His, of course, was almost entirely a different Christianity from ours, as was the faith of most of our forebears. To think of Advent as the stuff of chocolate calendars, colored candles, or lovely music, or even to think of it as a time of spiritual rest and renewal, as we do now, is not immediately how our ancestors would have conceived it. Theirs, as I have said often before, was a more sober and surely less sentimental Christianity, a harder faith in many ways. We get a sense of this sometimes, the difference between then and now. It seems strange to us, for instance, even inappropriate some would say, to evoke the image Bernard does—the image of a person drowning—to talk about Advent. It is indeed a strange and shocking way to think about it, but it made perfect sense to him. Though it is odd to us. Yet, still, it’s not clear to me who understands Advent better, our ancients or we moderns. For I think we’re missing something too, we comfortable, sentimental Christians with our softer Advents. Something important.
The way St. Bernard put it was this: “Adam’s unhappy children, having left aside activities that are true and bring salvation, seek instead what is fleeting and ephemeral.” Desires misdirected, we flail about, always chasing after the wrong things. In that sense, Bernard said, we are indeed drowning in the world, unable to grab hold of what can truly save us, too ignorant even to know what truly saves. “You see them,” Bernard said, “clinging tenaciously to whatever first comes to hand, refusing to let go for any reason, whatever it may be, even though it can do them no good at all.”[1] This is us, St. Bernard said: souls drowning in the world, clinging to all the wrong things, thinking all these wrong things will save us from drowning. “Save me, O God: for the waters are come in, even unto my soul.”[2] That’s how to think about Advent, he said. That’s how to think about the advent of the word of God: to realize we are drowning in the world, grabbing at all the wrong things, things that in the end will not save us at all. Because, of course, only the Word can save us—the Christ whose coming we’re called to contemplate.
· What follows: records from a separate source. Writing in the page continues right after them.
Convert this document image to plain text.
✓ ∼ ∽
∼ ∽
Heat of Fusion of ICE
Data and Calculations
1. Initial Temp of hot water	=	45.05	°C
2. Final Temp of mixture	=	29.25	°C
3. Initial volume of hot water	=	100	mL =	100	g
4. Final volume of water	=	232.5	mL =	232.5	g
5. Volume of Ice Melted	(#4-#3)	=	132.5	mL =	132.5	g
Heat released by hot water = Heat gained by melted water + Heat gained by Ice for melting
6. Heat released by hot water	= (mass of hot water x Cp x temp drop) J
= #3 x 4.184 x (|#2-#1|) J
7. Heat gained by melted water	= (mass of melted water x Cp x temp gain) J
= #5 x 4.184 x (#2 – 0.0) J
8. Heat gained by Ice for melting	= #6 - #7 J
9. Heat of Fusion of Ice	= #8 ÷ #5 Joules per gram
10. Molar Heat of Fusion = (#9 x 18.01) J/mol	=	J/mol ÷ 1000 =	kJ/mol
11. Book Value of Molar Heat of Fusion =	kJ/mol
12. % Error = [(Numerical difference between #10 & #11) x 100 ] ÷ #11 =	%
It does seem a better way to think about it, a truer way to consider it. It does seem a more accurate description, not just of the human circumstance in general, but particularly, of the modern circumstance. I can’t help but think of all those things we seek when seeking peace for our souls, peace for our worn-out minds and bodies too. Especially this year. What’s come to the fore—at least for some—is something like existential angst: the natural order, the political regime, the Church, the economic order—all of it—seems now strangely unstable, as if the foundations are being destroyed. And thus, naturally, we look for stability, at least for some shelter, some little obscure hovel of protection. Now this makes sense at one level, the bodily level; in fact, at this level it’s a very smart thing to do—to look for work, for food and shelter. But, of course, we look for more than that, don’t we? We need more than that, don’t we? We don’t hoard toilet paper, for example, just because we need it, do we? There’s something else going on there, some deeper longing at work.
This is where we moderns begin to talk about things like “well-being” and “mental health,” which is a good thing to talk about; it’s just that we should realize we’re wandering the same psychological deserts our ancestors trekked; and in many respects, they fared better. This also is where we begin to use words like “meaning,” whatever that means; this is where people also talk about “mindfulness.” This is where you’ll find an entire industry of selectively curated and deconstructed religious practices rendered palatable for people like us and pushed upon us by our celebrities or your company’s insurance provider; the philosopher Slavoj Žižek called this phenomenon “Western Buddhism,” and it’s an accurate description of all this.[3] It is what so many of us seek—some book, some method, some meme, some meditation some pop singer swears by. And, of course, there’s nothing immediately bad about this; in fact, some of it’s quite good. It’s just that you should know that all of this is nothing other than the search for God. Your better masters here would be the saints not celebrities, monks not sociologists and journalists.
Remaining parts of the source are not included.